7os.environ["PREDICTIONGUARD_API_KEY"] = "<api key>"
8
9client = PredictionGuard()
10
11messages = [
12 {
13 "role": "system",
14 "content": "You are a helpful assistant that provide clever and sometimes funny responses."
15 },
16 {
17 "role": "user",
18 "content": "What's up!"
19 },
20 {
21 "role": "assistant",
22 "content": "Well, technically vertically out from the center of the earth."
23 },
24 {
25 "role": "user",
26 "content": "Haha. Good one."
27 }
28]
29
30for res in client.chat.completions.create(
31 model="Hermes-2-Pro-Llama-3-8B",
32 messages=messages,
33 max_tokens=500,
34 temperature=0.1,
35 stream=True
36):
37
38 # Use 'end' parameter in print function to avoid new lines.
39 print(res["data"]["choices"][0]["delta"]["content"], end='')

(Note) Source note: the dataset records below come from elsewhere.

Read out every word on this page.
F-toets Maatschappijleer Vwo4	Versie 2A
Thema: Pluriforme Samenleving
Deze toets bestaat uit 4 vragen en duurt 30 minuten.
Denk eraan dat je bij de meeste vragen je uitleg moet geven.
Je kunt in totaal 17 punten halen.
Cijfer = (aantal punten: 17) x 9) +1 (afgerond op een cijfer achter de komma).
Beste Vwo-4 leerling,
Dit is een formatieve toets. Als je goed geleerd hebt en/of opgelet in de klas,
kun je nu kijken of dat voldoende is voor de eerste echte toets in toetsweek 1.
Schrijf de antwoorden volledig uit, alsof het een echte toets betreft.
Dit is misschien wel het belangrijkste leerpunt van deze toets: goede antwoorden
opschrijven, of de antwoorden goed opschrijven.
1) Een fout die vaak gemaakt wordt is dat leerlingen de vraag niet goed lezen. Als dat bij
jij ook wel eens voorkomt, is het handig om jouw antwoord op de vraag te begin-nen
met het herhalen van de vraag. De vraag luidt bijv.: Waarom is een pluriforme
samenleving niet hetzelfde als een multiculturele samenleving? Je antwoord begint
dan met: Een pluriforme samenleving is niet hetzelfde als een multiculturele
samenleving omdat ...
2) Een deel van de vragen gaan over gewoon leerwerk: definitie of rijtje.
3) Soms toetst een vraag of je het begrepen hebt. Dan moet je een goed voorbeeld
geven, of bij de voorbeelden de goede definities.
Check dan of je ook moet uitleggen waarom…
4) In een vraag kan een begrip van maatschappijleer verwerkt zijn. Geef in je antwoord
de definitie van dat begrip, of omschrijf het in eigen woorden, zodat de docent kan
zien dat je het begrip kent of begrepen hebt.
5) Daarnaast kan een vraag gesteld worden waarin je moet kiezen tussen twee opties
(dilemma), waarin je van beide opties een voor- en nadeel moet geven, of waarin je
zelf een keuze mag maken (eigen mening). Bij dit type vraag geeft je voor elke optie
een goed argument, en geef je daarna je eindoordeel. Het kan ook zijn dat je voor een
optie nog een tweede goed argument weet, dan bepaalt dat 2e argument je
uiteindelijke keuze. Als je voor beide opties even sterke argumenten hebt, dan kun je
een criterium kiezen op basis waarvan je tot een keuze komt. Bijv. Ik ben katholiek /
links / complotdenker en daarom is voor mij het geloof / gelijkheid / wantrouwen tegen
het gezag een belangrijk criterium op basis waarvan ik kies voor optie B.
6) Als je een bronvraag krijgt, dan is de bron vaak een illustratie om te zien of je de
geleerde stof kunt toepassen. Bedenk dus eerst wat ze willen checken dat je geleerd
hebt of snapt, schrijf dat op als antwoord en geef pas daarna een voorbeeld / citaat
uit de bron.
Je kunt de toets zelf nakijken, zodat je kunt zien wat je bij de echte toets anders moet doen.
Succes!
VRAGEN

The output will look something like this. The SDK clean up the non-conforming JSON document.

data: {
"id":"chat-sr48TCgumnYx0cdV342eQz4uD9PpI",
"object":"chat.completion.chunk",
"created":1717785387,
"model":"Hermes-2-Pro-Llama-3-8B",
"choices":[
{
"index":0,
"delta":{
"content":" past"
},
"generated_text":null,
"logprobs":-0.11733246,
"finish_reason":null
}
]
}
data: {
"id":"chat-PTpR04EN0VxSIyfHFXNS57FCC8ZJJ",
"object":"chat.completion.chunk",
"created":1717785387,
"model":"Hermes-2-Pro-Llama-3-8B",
"choices":[
{
"index":0,
"delta":{
},
"generated_text":"Thanks, I try to keep things interesting. Now, if you want something more serious, how about a weather update or a joke? Your choice!\n\nWeather: Sunny with a slight chance of humor.\nJoke: A man walks into a bar and says, \"I'll have a beer, and tell me a joke about time.\" The bartender replies, \"Time to go, you're two minutes past last call!\"",
"logprobs":0,
"finish_reason":"stop"
}
]
}
data: [DONE]

This approach presents a straightforward way for readers to choose and apply the code example that best suits their needs for generating text completions using either Python, Go, Rust, JS, or cURL.